Compellingly artful .. Another spectral figure haunting the text of Spare—that of Harry’s ghostwriter, J. R. Moehringer. Harry, or his publishing house...could not have chosen better ... Moehringer has what is usually called a novelist’s eye for detail, effectively deployed in Spare ... Moehringer has fashioned the Duke of Sussex’s life story into a tight three-act drama ... Spare is worth reading not just for its headline-generating details but also for its narrative force, its voice, and its sometimes surprising wit ... There is a certain amount of score-settling and record-straightening, which, though obviously important to the author, can be wearying to a reader ... Above all, Spare is worth reading for its potential historical import, which is likely to resonate, if not to the crack of doom, then well into the reign of King Charles III, and even into that of his successor.
I expected to enjoy Spare, given that it was written with the help of the talented author J.R. Moehringer ... And I did. In parts ... Like its author, Spare is all over the map — emotionally as well as physically. He does not, in other words, keep it tight ... The prince claims to have a spotty memory...but doesn’t appear to have forgotten a single line ever printed about him and his wife, and the last section of his tell-all degenerates into a tiresome back-and-forth about who’s leaking what and why.

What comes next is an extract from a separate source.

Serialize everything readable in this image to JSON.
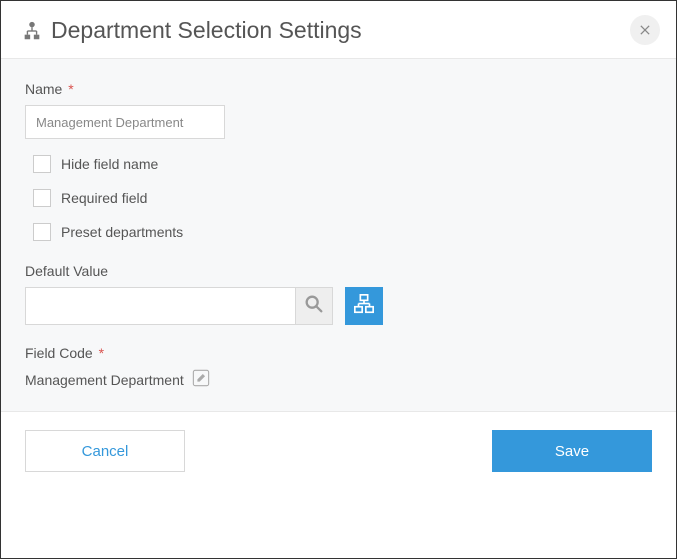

At its best, the prince’s memoir reads like one of those popular late-1990s novels about British singletons blundering their way out of solipsistic immaturity into self-awareness and true love ... To be clear, my idea of the best parts of Spare is unlikely to coincide with the notions of most of the book’s readers ... To my surprise, the first half of Spare turns out to be a fascinating literary venture. This is surely all down to Harry’s collaborator, J.R. Moehringer ... It’s impossible to read Spare without thinking, multiple times per page, of the intensive interviews that produced it, of how Moehringer must have pressed Harry to recall the sensual minutiae that make Spare feel so intimate ... Men like Harry, who have the opposite of a writer’s temperament and tastes, and who perhaps bullied writerly kids at school, usually show up as antagonists in literary fiction and memoir. Moehringer, on the other hand, needs to make this alien creature endearing ... And Moehringer largely succeeds at his mission ... Spare becomes more Harry’s book than Moehringer’s and in the process loses the sweetness and generosity that suffuse its first half. The writing also becomes notably more pedestrian. It left me wishing Moehringer would write a novel about a man much like Harry, a simple man in an impossible situation, seeking a meaningful place for himself in the world.